Few-Shot Prompting provides the LLM with a few examples of the desired input-output behavior before asking it to solve a new problem. This technique leverages the model's ability to recognize patterns and adapt to specific tasks without explicit instructions. It's particularly effective for tasks with consistent formats or when you want the model to follow a specific style or approach.
Implementation
Select diverse, representative examples that cover the range of inputs and outputs you expect.
Use a consistent format for all examples, with clear separation between input and output.
Order matters - place examples in increasing order of complexity or arrange them to highlight important patterns.
Include 3-5 examples for most tasks; more complex tasks may benefit from additional examples.
Match the format of your examples exactly when presenting the new problem to solve.
Example selection strategies
Random: Simple baseline selection
Semantic: Examples similar to query
Diversity: Cover different categories
Difficulty: Start simple, increase complexity
Automated: Use embedding similarity for retrieval
Best for
Classification tasks with clear categories
Translation between formats or languages
Summarization with specific style requirements
Style transfer tasks
Build This Pattern
Copy this prompt and paste it into Claude Code, OpenCode, Codex, or Cursor to implement this pattern.

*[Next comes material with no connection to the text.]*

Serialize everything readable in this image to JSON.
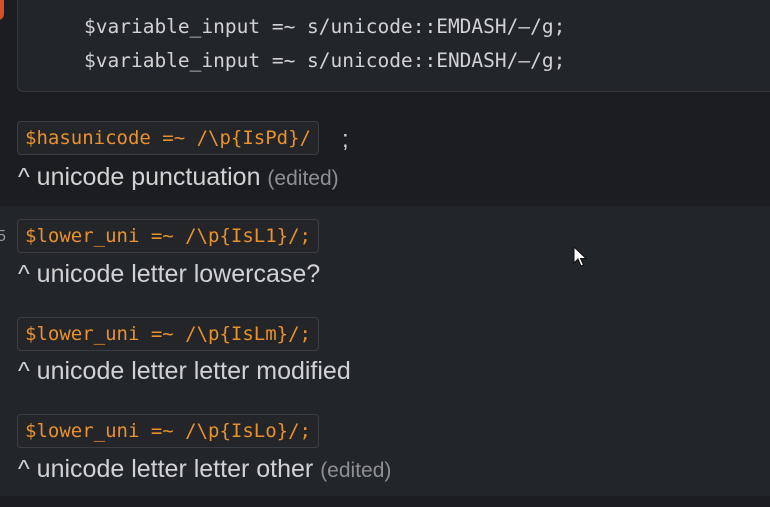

Build me a few-shot prompting system. Architecture: implement a pipeline with example retrieval, prompt construction, and output extraction. Given a task description and N examples (input-output pairs), dynamically select the most relevant examples for the given input using embedding similarity search against stored example embeddings. Use a formatting template engine that renders examples consistently per task type. Construct the final prompt with task description, formatted examples, and the new input. Support both classification and generation tasks. Store example sets with embeddings in a database for reuse. Error handling: handle cases where fewer than K examples exist by using all available examples. If embedding-based selection fails, fall back to random selection. Detect and warn when examples are contradictory (same input, different output). Edge cases: support examples with variable-length inputs and outputs. Handle extremely long example sets by truncating to fit context window. Support zero-example mode when no examples match a query. Best practices: make K configurable (default 3) with automatic adjustment based on context limits. Log which examples were selected and their similarity scores. Cache example embeddings for performance. Testing: unit test example selection accuracy. Test prompt construction with various example counts (0 to N). Verify formatting consistency across task types. TypeScript.